In his contribution, Chief Mike Ahamba (SAN) believed there was no point for the Senate president to resign his appointment after his defection from the ruling APC to the PDP.
He said the division in the APC has justified his decampment and those of other lawmakers to the opposition parties.
He said: “The law is very clear. If you go to Section 68 (1) (g) of the Constitution, there is a proviso to it which says that where there is a division in a party and somebody belongs to a faction of that division, withdrawing from the party will not affect his sit in the National Assembly.
“The onus is now on those talking to go and prove that there was no division or faction in the party. We all know that there was a split in the APC which led to the formation of the rAPC group. So, Saraki need not to resign as the Senate President.”
To Jiti Ogunye, the APC can seek legal redress if it is dissatisfied with the action of the those that left the party.
“Section 68 (1) Paragraph g of the Constitution deals with defection. However, the proviso says that the member will not lose his or her seat if the defection is as a result of division in his political party. The division envisaged by that section must be that of the party structure.
“The legality or otherwise of the action will now depend on the angle you are looking at it from. Those that defected will be saying that there is indeed a division in the APC courtesy of the rAPC that emerged. They will claim that this gave them the legal basis to defect.
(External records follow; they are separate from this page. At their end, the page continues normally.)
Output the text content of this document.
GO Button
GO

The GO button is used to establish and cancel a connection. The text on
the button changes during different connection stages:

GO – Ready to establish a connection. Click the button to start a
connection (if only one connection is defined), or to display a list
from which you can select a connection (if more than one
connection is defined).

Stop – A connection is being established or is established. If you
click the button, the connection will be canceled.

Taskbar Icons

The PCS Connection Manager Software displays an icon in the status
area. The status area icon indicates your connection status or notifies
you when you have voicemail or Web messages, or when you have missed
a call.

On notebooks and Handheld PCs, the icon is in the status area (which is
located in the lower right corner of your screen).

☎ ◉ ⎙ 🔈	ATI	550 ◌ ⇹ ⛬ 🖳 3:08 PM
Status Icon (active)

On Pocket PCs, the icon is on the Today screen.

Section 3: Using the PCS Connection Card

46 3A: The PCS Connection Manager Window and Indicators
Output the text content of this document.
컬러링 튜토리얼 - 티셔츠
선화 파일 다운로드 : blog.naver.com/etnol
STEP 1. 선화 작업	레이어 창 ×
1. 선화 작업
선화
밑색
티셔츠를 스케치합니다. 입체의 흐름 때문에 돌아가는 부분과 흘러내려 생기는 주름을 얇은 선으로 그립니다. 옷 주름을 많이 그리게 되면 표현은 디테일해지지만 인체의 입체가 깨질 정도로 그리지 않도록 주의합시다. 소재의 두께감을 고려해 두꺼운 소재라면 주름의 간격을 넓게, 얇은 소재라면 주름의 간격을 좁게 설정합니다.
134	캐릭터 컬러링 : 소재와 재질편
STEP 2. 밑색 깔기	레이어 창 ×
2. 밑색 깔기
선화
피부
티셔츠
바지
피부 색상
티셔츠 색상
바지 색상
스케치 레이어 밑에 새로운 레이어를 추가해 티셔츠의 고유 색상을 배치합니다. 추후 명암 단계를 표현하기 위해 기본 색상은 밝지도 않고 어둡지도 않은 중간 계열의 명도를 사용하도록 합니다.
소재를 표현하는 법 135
“There is a question of fact as to whether indeed there was a division or not. If the party is dissatisfied with what has happened, it can always sue those that defected to ensure that they vacate their seats”.
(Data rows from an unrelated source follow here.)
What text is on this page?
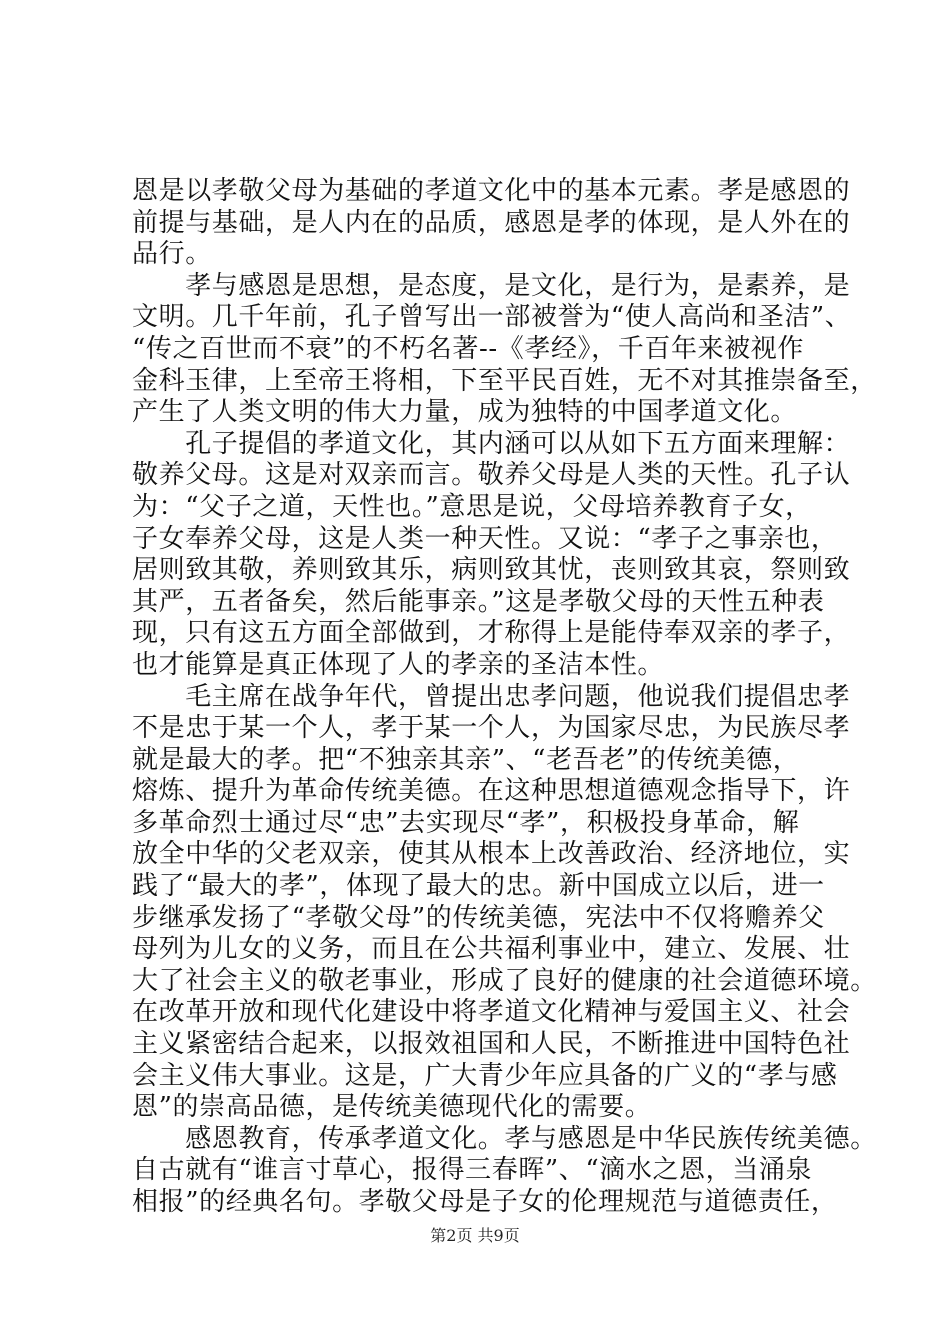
恩是以孝敬父母为基础的孝道文化中的基本元素。孝是感恩的
前提与基础，是人内在的品质，感恩是孝的体现，是人外在的
品行。
　　孝与感恩是思想，是态度，是文化，是行为，是素养，是
文明。几千年前，孔子曾写出一部被誉为“使人高尚和圣洁”、
“传之百世而不衰”的不朽名著--《孝经》，千百年来被视作
金科玉律，上至帝王将相，下至平民百姓，无不对其推崇备至，
产生了人类文明的伟大力量，成为独特的中国孝道文化。
　　孔子提倡的孝道文化，其内涵可以从如下五方面来理解：
敬养父母。这是对双亲而言。敬养父母是人类的天性。孔子认
为：“父子之道，天性也。”意思是说，父母培养教育子女，
子女奉养父母，这是人类一种天性。又说：“孝子之事亲也，
居则致其敬，养则致其乐，病则致其忧，丧则致其哀，祭则致
其严，五者备矣，然后能事亲。”这是孝敬父母的天性五种表
现，只有这五方面全部做到，才称得上是能侍奉双亲的孝子，
也才能算是真正体现了人的孝亲的圣洁本性。
　　毛主席在战争年代，曾提出忠孝问题，他说我们提倡忠孝
不是忠于某一个人，孝于某一个人，为国家尽忠，为民族尽孝
就是最大的孝。把“不独亲其亲”、“老吾老”的传统美德，
熔炼、提升为革命传统美德。在这种思想道德观念指导下，许
多革命烈士通过尽“忠”去实现尽“孝”，积极投身革命，解
放全中华的父老双亲，使其从根本上改善政治、经济地位，实
践了“最大的孝”，体现了最大的忠。新中国成立以后，进一
步继承发扬了“孝敬父母”的传统美德，宪法中不仅将赡养父
母列为儿女的义务，而且在公共福利事业中，建立、发展、壮
大了社会主义的敬老事业，形成了良好的健康的社会道德环境。
在改革开放和现代化建设中将孝道文化精神与爱国主义、社会
主义紧密结合起来，以报效祖国和人民，不断推进中国特色社
会主义伟大事业。这是，广大青少年应具备的广义的“孝与感
恩”的崇高品德，是传统美德现代化的需要。
　　感恩教育，传承孝道文化。孝与感恩是中华民族传统美德。
自古就有“谁言寸草心，报得三春晖”、“滴水之恩，当涌泉
相报”的经典名句。孝敬父母是子女的伦理规范与道德责任，
第2页 共9页
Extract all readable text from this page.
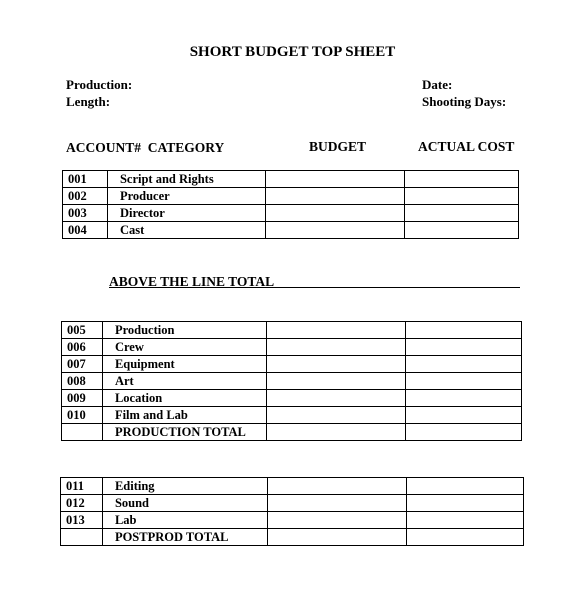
SHORT BUDGET TOP SHEET
Production:
Length:
Date:
Shooting Days:
ACCOUNT#  CATEGORY	BUDGET	ACTUAL COST
001	Script and Rights		
002	Producer		
003	Director		
004	Cast		
ABOVE THE LINE TOTAL
005	Production		
006	Crew		
007	Equipment		
008	Art		
009	Location		
010	Film and Lab		
	PRODUCTION TOTAL		
011	Editing		
012	Sound		
013	Lab		
	POSTPROD TOTAL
To Dr. Abdukamal Ambali, “Section 177 of the 1999 Constitution stated that a person shall only be qualified for election into the office of the governor of the state if he is a member of a political party and sponsored by a political party. The same 1999 Constitution did not state that such a person cannot leave that party after achieving electoral victory. This is only in respect of an elected governor.
“But in respect of elected senator, House of Representative members and state legislators, the 1999 Constitution, specifically in Section 68(1)(g) and (2) and 109 (1) (g) (2) only makes provisions for the tenure of members of the legislature and not that of the executive.
“The provisions clearly state that a state or federal lawmakers must vacate his or her seat after defecting to another political party, member of the Senate or House of Representative shall vacate his seat in the House of which he is a member if (g) being a person whose election to the House was sponsored by a political party before the expiration of the period for which that house was elected provided that his membership of the latter political party is not as a result of a division in the political party of which he was previously a member or of a merger of two or more political parties or faction by one of which he was previously sponsored.
“However politicians have found their way to circumvent this part of the Constitution. All they need to do is to create a faction in the party which fulfills the constitutional provision of fractionalization in the party. In 2013, the nPDP was created by the would-be defectors while the same scenario was replicated in 2018 when the same actors created the rAPC.
“With this series of defections in our political space, our political parties are becoming just a vehicle to win elections and after 18 years of uninterrupted democracy, our political parties are becoming weaker with little or no idealogy.
“To stop defections every year preceding general elections, the laws should be amended to state that any politician who defects to another party irrespective of factionalisation or not .This way we will be building strong politics parties and they will not just be vehicles for winning elections.This is the way to go.”